You may come across the expression or specification of “NETD” when you look at the technical details of a thermal camera. The expression stands for “Noise Equivalent Temperature Difference”. It is a measure for how well a thermal imaging detector is able to distinguish between very small differences in thermal radiation in the image. NETD is typically being expressed in milli-Kelvin (mK). It is also sometimes referred to as “Thermal Contrast”. When the noise is equivalent to the smallest measurable temperature difference, the detector has reached its limit of its ability to resolve a useful thermal signal. The more noise there is, the higher the NETD value of the detector.
Typical values for uncooled, micro-bolometer detector thermal cameras are on the order of 45 mK. Scientific cameras with photon based and cryogenically cooled detectors can achieve NETD values of about 18 mK. The noise measurement value should be specified at a particular object temperature, as this impacts the measurement. Example: NETD @ 30C : 60 mK
How is NETD being measured?
In order to measure the noise equivalent temperature difference of a detector, the camera must be pointed at a temperature controlled black body. The black body needs to stabilize before starting the measurement. The noise equivalent temperature difference is then being measured at a specific temperature. It is not a single snapshot measurement, but rather a temporal measurement of noise.
The image on the left shows a noisy thermal image that the camera produces when looking at a very uniform black body during the measurement. The image on the right shows a histogram of all pixel values taken from several images over time. It is a temporal distribution of noise at that temperature. The NETD value is the standard deviation of that histogram (STDEV) converted into mK.
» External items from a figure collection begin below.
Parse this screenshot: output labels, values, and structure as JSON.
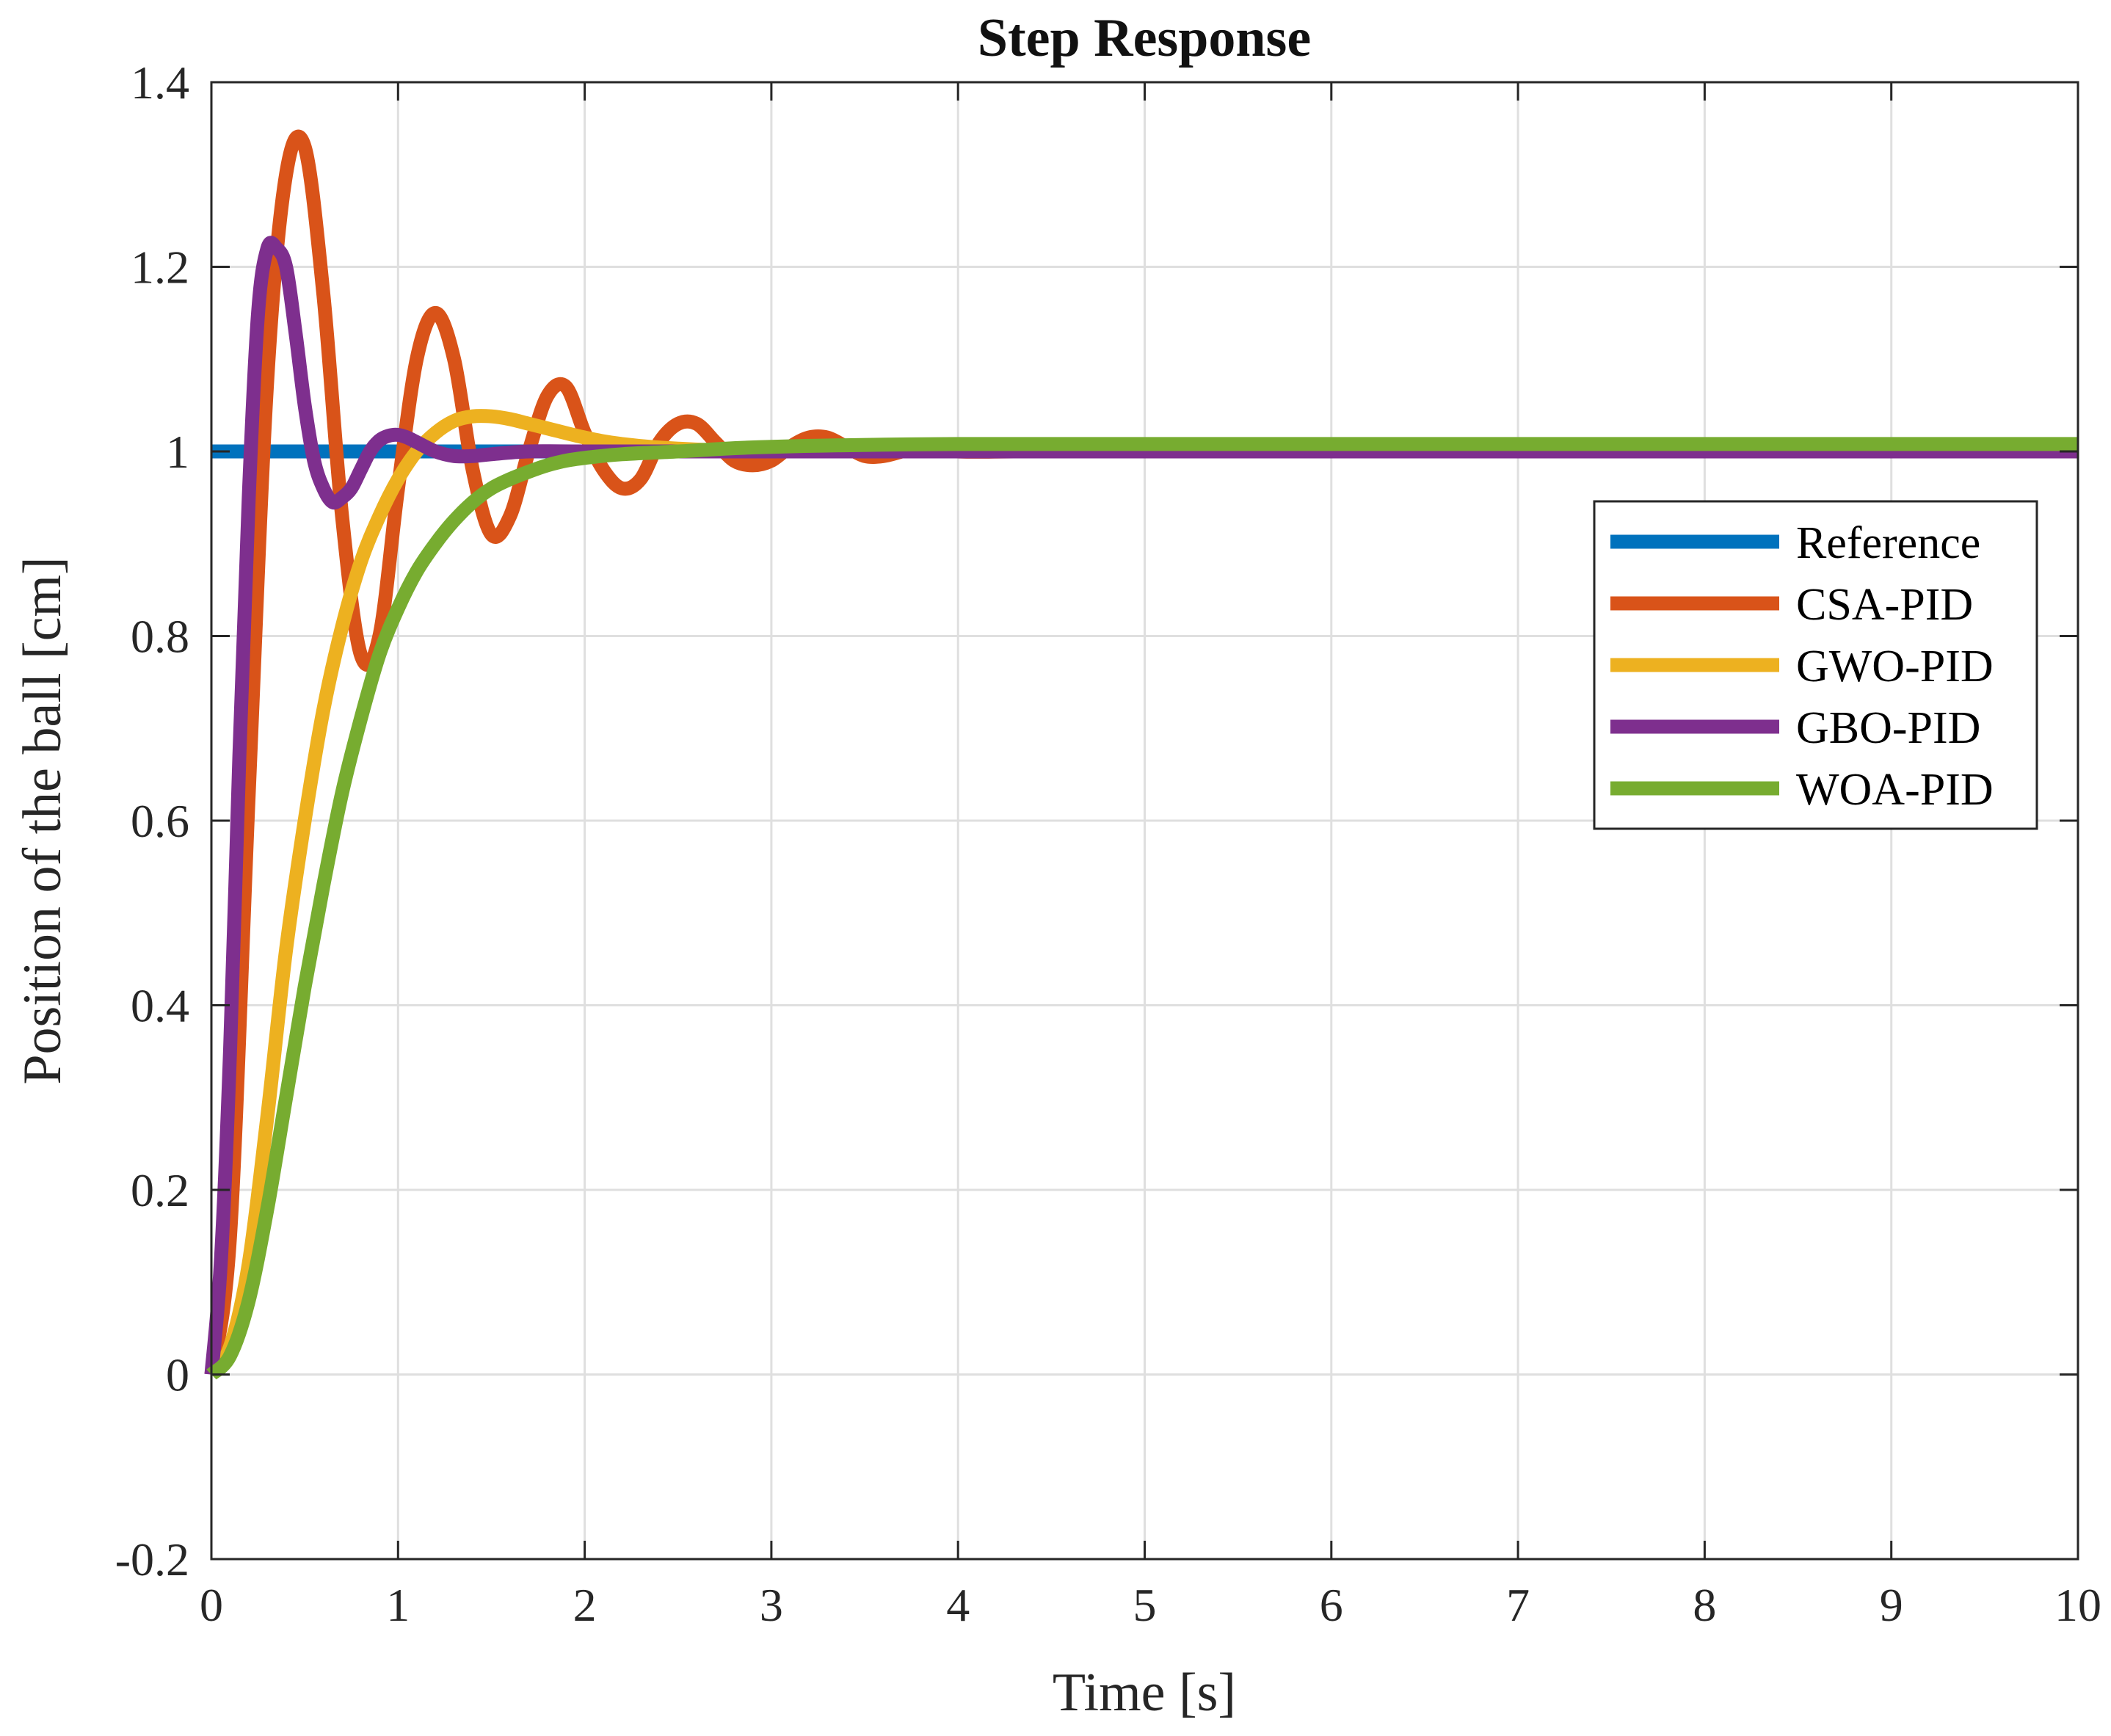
{
  "chart_data": {
    "type": "line",
    "title": "Step Response",
    "xlabel": "Time [s]",
    "ylabel": "Position of the ball [cm]",
    "xlim": [
      0,
      10
    ],
    "ylim": [
      -0.2,
      1.4
    ],
    "grid": true,
    "legend_position": "right, upper-middle",
    "xticks": [
      0,
      1,
      2,
      3,
      4,
      5,
      6,
      7,
      8,
      9,
      10
    ],
    "xtick_labels": [
      "0",
      "1",
      "2",
      "3",
      "4",
      "5",
      "6",
      "7",
      "8",
      "9",
      "10"
    ],
    "yticks": [
      -0.2,
      0,
      0.2,
      0.4,
      0.6,
      0.8,
      1,
      1.2,
      1.4
    ],
    "ytick_labels": [
      "-0.2",
      "0",
      "0.2",
      "0.4",
      "0.6",
      "0.8",
      "1",
      "1.2",
      "1.4"
    ],
    "series": [
      {
        "name": "Reference",
        "color": "#0072BD",
        "x": [
          0,
          10
        ],
        "y": [
          1,
          1
        ]
      },
      {
        "name": "CSA-PID",
        "color": "#D95319",
        "x": [
          0,
          0.1,
          0.2,
          0.3,
          0.4,
          0.5,
          0.6,
          0.7,
          0.8,
          0.9,
          1.0,
          1.1,
          1.2,
          1.3,
          1.4,
          1.5,
          1.6,
          1.7,
          1.8,
          1.9,
          2.0,
          2.1,
          2.2,
          2.3,
          2.4,
          2.5,
          2.6,
          2.7,
          2.8,
          2.9,
          3.0,
          3.1,
          3.2,
          3.3,
          3.4,
          3.5,
          3.6,
          3.7,
          3.8,
          3.9,
          4.0,
          4.3,
          4.6,
          5.0,
          6.0,
          8.0,
          10.0
        ],
        "y": [
          0,
          0.15,
          0.63,
          1.08,
          1.3,
          1.33,
          1.17,
          0.93,
          0.78,
          0.8,
          0.96,
          1.1,
          1.15,
          1.1,
          0.98,
          0.91,
          0.93,
          1.0,
          1.06,
          1.07,
          1.02,
          0.98,
          0.96,
          0.97,
          1.01,
          1.03,
          1.03,
          1.01,
          0.99,
          0.985,
          0.99,
          1.005,
          1.015,
          1.015,
          1.005,
          0.995,
          0.995,
          1.0,
          1.005,
          1.005,
          1.0,
          1.0,
          1.0,
          1.0,
          1.0,
          1.0,
          1.0
        ]
      },
      {
        "name": "GWO-PID",
        "color": "#EDB120",
        "x": [
          0,
          0.1,
          0.2,
          0.3,
          0.4,
          0.5,
          0.6,
          0.7,
          0.8,
          0.9,
          1.0,
          1.1,
          1.2,
          1.3,
          1.4,
          1.5,
          1.6,
          1.7,
          1.8,
          2.0,
          2.2,
          2.5,
          3.0,
          4.0,
          6.0,
          10.0
        ],
        "y": [
          0,
          0.03,
          0.12,
          0.28,
          0.46,
          0.6,
          0.72,
          0.81,
          0.88,
          0.93,
          0.97,
          1.0,
          1.02,
          1.033,
          1.038,
          1.038,
          1.035,
          1.03,
          1.025,
          1.015,
          1.008,
          1.003,
          1.0,
          1.0,
          1.0,
          1.0
        ]
      },
      {
        "name": "GBO-PID",
        "color": "#7E2F8E",
        "x": [
          0,
          0.05,
          0.1,
          0.15,
          0.2,
          0.25,
          0.3,
          0.35,
          0.4,
          0.45,
          0.5,
          0.55,
          0.6,
          0.65,
          0.7,
          0.75,
          0.8,
          0.85,
          0.9,
          0.95,
          1.0,
          1.05,
          1.1,
          1.2,
          1.3,
          1.4,
          1.5,
          1.7,
          2.0,
          3.0,
          10.0
        ],
        "y": [
          0,
          0.12,
          0.35,
          0.67,
          0.95,
          1.15,
          1.22,
          1.22,
          1.2,
          1.13,
          1.05,
          0.99,
          0.96,
          0.945,
          0.95,
          0.96,
          0.98,
          1.0,
          1.012,
          1.017,
          1.018,
          1.015,
          1.01,
          1.0,
          0.995,
          0.995,
          0.997,
          1.0,
          1.0,
          1.0,
          1.0
        ]
      },
      {
        "name": "WOA-PID",
        "color": "#77AC30",
        "x": [
          0,
          0.1,
          0.2,
          0.3,
          0.4,
          0.5,
          0.6,
          0.7,
          0.8,
          0.9,
          1.0,
          1.1,
          1.2,
          1.3,
          1.4,
          1.5,
          1.6,
          1.7,
          1.8,
          1.9,
          2.0,
          2.2,
          2.5,
          3.0,
          4.0,
          6.0,
          10.0
        ],
        "y": [
          0,
          0.02,
          0.08,
          0.18,
          0.3,
          0.42,
          0.53,
          0.63,
          0.71,
          0.78,
          0.83,
          0.87,
          0.9,
          0.925,
          0.945,
          0.96,
          0.97,
          0.978,
          0.985,
          0.99,
          0.993,
          0.997,
          1.0,
          1.005,
          1.008,
          1.008,
          1.008
        ]
      }
    ]
  }
}
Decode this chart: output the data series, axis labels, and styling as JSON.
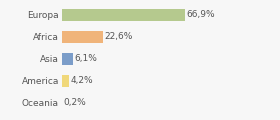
{
  "categories": [
    "Europa",
    "Africa",
    "Asia",
    "America",
    "Oceania"
  ],
  "values": [
    66.9,
    22.6,
    6.1,
    4.2,
    0.2
  ],
  "labels": [
    "66,9%",
    "22,6%",
    "6,1%",
    "4,2%",
    "0,2%"
  ],
  "bar_colors": [
    "#b5c98e",
    "#f0b47a",
    "#7b9dc9",
    "#f0d87a",
    "#c8c8c8"
  ],
  "background_color": "#f7f7f7",
  "xlim": [
    0,
    100
  ],
  "label_fontsize": 6.5,
  "tick_fontsize": 6.5,
  "grid_color": "#ffffff",
  "text_color": "#555555"
}
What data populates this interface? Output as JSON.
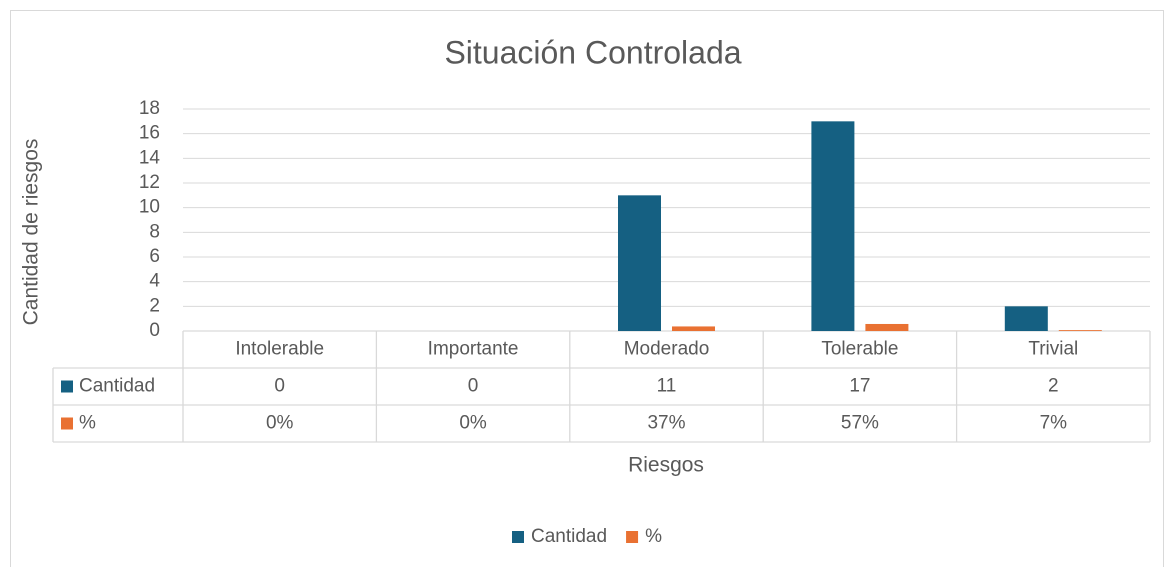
{
  "chart_data": {
    "type": "bar",
    "title": "Situación Controlada",
    "x_label": "Riesgos",
    "y_label": "Cantidad de riesgos",
    "categories": [
      "Intolerable",
      "Importante",
      "Moderado",
      "Tolerable",
      "Trivial"
    ],
    "series": [
      {
        "name": "Cantidad",
        "color": "#156082",
        "values": [
          0,
          0,
          11,
          17,
          2
        ]
      },
      {
        "name": "%",
        "color": "#e97132",
        "values": [
          0,
          0,
          0.37,
          0.57,
          0.07
        ],
        "value_labels": [
          "0%",
          "0%",
          "37%",
          "57%",
          "7%"
        ]
      }
    ],
    "ylim": [
      0,
      18
    ],
    "yticks": [
      0,
      2,
      4,
      6,
      8,
      10,
      12,
      14,
      16,
      18
    ],
    "grid": true,
    "legend": "bottom",
    "data_table": true
  }
}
How does NETD affect the measurement?
The images below show the same scene recorded by two different cameras. One camera has an NETD of 60 mK and the second has value of 80 mK. The areas in the image with very low temperature show significantly more noise in the image taken with the 80 mK camera. 20 mK difference doesn’t seem like much, but it has a potentially huge impact on the image quality and measurement accuracy.
What affects NETD?
There are several factors that can affect NETD. Thermal cameras sometimes come with more than one calibrated temperature measurement range. The noise reading can vary based on the selected range and also the object temperature. As long as there is significant thermal contrast in the image and the temperature of interest is a lot higher than the background temperature, then this won’t affect the measurement accuracy much. The noise level can also be affected by the detector and/or camera temperature. If the camera is exposed to a high ambient temperature, the system noise may increase. This depends on how well the camera is internally stabilized. The effects of this internal temperature drift can be observed in between non-uniformity calibrations or ‘NUCs’, which can be several minutes apart. Another variable that can affect NETD is the #f-stop of the lens. The #f-stop or aperture of the lens determines how my thermal radiation reaches the detector. Generally, a lower #f-stop will lead to a better noise value.